Robert Parker's Wine Advocate - 92 points

Also a winner, the 2008 Zinfandel Iron Hill Vineyard was aged completely in French oak. Its dense plum/garnet/purple-tinged color is accompanied by a wine with a full-bodied mouthfeel, peppery, garrigue, black cherry and meaty notes, and a full-bodied finish.

Robert Parker's Wine Advocate - 94 points

The same can be said of the 2007 Zinfandel Iron Hill Vineyard (99 cases). This offering exhibits a more floral character as opposed to blockbuster red and black fruits.

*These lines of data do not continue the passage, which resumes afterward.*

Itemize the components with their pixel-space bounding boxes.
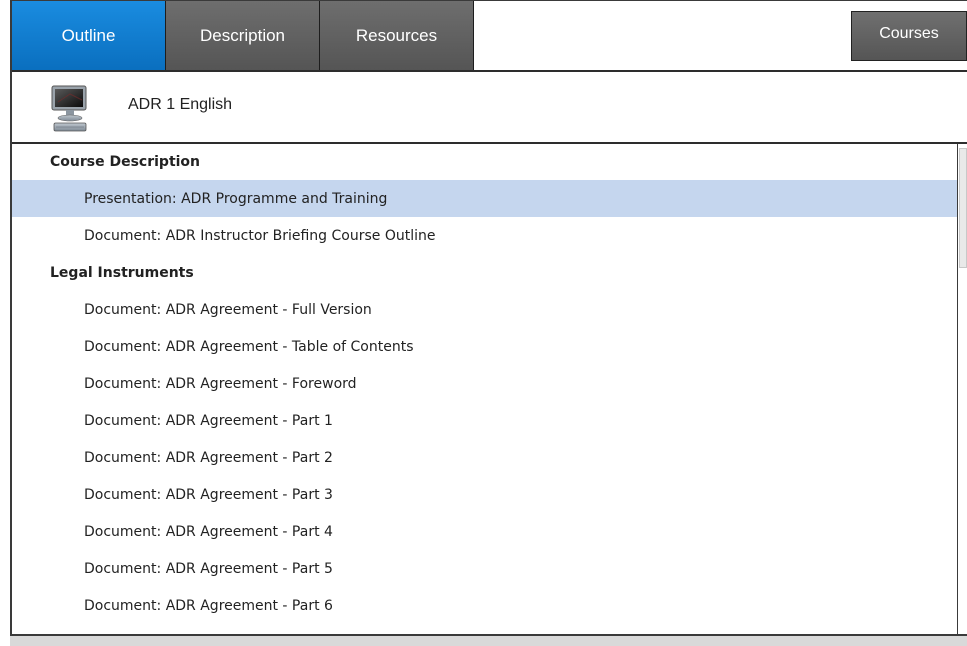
list-item[interactable]: Document: ADR Agreement - Part 5 [12, 550, 957, 587]
app-frame: Outline Description Resources Courses AD… [10, 0, 967, 646]
list-item[interactable]: Document: ADR Agreement - Full Version [12, 291, 957, 328]
bottom-bar [10, 634, 967, 646]
tab-bar: Outline Description Resources Courses [12, 1, 967, 72]
list-item[interactable]: Document: ADR Agreement - Part 2 [12, 439, 957, 476]
list-item[interactable]: Document: ADR Instructor Briefing Course… [12, 217, 957, 254]
course-header: ADR 1 English [12, 72, 967, 144]
courses-button[interactable]: Courses [851, 11, 967, 61]
list-item[interactable]: Document: ADR Agreement - Part 4 [12, 513, 957, 550]
list-item[interactable]: Document: ADR Agreement - Foreword [12, 365, 957, 402]
section-header: Legal Instruments [50, 264, 194, 281]
list-item[interactable]: Document: ADR Agreement - Part 3 [12, 476, 957, 513]
vertical-scrollbar[interactable] [957, 144, 967, 634]
list-item[interactable]: Document: ADR Agreement - Part 6 [12, 587, 957, 624]
list-item[interactable]: Document: ADR Agreement - Part 1 [12, 402, 957, 439]
tab-resources[interactable]: Resources [320, 1, 474, 70]
course-title: ADR 1 English [128, 96, 233, 113]
section-header: Course Description [50, 154, 201, 170]
outline-list: Course Description Presentation: ADR Pro… [12, 144, 957, 634]
scrollbar-thumb[interactable] [959, 148, 967, 268]
tab-description[interactable]: Description [166, 1, 320, 70]
computer-icon [50, 84, 90, 134]
tab-outline[interactable]: Outline [12, 1, 166, 70]
list-item[interactable]: Presentation: ADR Programme and Training [12, 180, 957, 217]
list-item[interactable]: Document: ADR Agreement - Table of Conte… [12, 328, 957, 365]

Not for every taste, this is fairly Rhône-like, though it’s loaded with personality. Offers the spicy, smoky meat aromas of an Italian deli, with concentrated, ripe wild berry, blueberry and licorice flavors that finish on a briary note. Drink now through 2012. 127 cases made.
Dark ruby/purple-tinged, medium-bodied…possesses peppery forest floor, underbrush, and briery, cherry-like fruit characteristics. It should be drunk over the next 3-4 years.
This wine reveals an even more saturated ruby/purple color as well as impressive levels of rich, briery, concentrated, sweet fruit (raspberries, cherries, blueberries), plenty of pepper, a distinctive, earthly terroir component, and a spicy, full-bodied finish with tart acidity providing uplift. It is a classic, high octane, gorgeous Zinfandel to drink over the next 5-6 years.